Still, Bill Gates rose to defend his company. “Microsoft’s products are popular because we’ve focused on our customers and innovated to meet their needs,” Gates said in his own news conference. “In this industry, no company has a guaranteed position. Microsoft has succeeded because we have been guided by the most basic American values: innovation, integrity, serving customers, partnership, quality and giving to the community. We compete vigorously, but fairly.”
Other Microsoft officials, dismissive of the judge’s negative impression of their company’s tactics, spoke optimistically about possible outcomes of the trial. “We think that the law is very much on our side on all the major issues of this case,” said William H. Neukom, Microsoft senior vice president and general counsel. “We expect that at the end of the judicial process Microsoft’s position will be fully vindicated.”
And there is still a chance for Microsoft to be vindicated. The findings of fact do not signify the end of the case. It must still be proven that what Microsoft did was illegal. First, both lawyers for Microsoft and the government must present their conclusions, then the judge will issue his final decision, the “findings of law.” Responses are scheduled for early January.
But Microsoft may try to negotiate a settlement with the government before a final ruling. The attorneys general would not speculate on this possibility; nor would Microsoft say whether it is engaged in settlement talks, although the software maker did affirm that “we are and always have been open-minded about resolving differences.”
Of course, observers who don’t think the Justice Department and Redmond will quickly resolve their differences have long been wondering what kind of “relief” the court would prescribe if Microsoft is found guilty of engaging in illegal monopolistic behavior. If Microsoft is an 800-pound gorilla that needs to be caged, what will the court do to remedy the problem?

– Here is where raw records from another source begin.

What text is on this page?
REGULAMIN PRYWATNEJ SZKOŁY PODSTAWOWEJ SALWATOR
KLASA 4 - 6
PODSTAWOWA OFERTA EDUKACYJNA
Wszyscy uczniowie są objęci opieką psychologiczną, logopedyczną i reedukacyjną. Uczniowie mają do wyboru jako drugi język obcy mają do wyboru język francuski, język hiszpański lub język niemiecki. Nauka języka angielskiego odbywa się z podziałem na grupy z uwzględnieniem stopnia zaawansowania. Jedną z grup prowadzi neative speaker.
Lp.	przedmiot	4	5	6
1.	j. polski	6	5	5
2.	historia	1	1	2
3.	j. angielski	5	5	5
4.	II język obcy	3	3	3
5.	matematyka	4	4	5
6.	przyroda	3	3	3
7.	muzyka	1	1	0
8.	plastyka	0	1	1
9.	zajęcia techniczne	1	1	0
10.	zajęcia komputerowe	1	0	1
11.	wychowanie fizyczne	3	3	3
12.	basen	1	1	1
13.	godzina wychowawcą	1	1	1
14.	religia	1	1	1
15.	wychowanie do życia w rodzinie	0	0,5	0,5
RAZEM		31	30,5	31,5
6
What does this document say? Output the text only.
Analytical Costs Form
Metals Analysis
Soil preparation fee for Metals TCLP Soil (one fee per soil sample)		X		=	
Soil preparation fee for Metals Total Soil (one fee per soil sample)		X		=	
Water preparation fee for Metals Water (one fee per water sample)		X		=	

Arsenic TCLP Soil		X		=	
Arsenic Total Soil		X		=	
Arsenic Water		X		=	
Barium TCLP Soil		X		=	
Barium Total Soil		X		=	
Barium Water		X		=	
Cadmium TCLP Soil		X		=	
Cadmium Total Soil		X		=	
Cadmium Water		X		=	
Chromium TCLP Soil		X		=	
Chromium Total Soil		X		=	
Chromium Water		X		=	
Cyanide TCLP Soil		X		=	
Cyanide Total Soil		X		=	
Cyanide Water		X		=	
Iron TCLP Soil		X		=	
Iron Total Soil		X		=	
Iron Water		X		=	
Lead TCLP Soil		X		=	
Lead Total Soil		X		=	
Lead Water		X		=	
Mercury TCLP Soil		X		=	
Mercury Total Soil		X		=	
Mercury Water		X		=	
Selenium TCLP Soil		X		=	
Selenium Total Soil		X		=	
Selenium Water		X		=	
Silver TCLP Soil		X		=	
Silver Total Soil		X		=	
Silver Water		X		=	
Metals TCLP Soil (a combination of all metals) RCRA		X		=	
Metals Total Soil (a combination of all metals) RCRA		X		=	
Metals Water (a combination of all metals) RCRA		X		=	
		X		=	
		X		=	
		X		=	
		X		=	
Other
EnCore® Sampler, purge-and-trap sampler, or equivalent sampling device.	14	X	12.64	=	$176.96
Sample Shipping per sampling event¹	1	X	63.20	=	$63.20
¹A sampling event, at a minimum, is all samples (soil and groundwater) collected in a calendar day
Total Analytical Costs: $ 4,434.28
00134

“The only interesting issue in this case is what the relief is going to be, because nothing else matters — what’s in the findings of fact is all in the past,” explains Luke Froeb, a professor of economics at the Owen graduate school of Vanderbilt University and a former economist at the Department of Justice antitrust division from 1986-88 and 1990-93. “What are you going to do about it? How do we fix this problem? I don’t see them taking a draconian measure like breaking up Microsoft, but you never know.”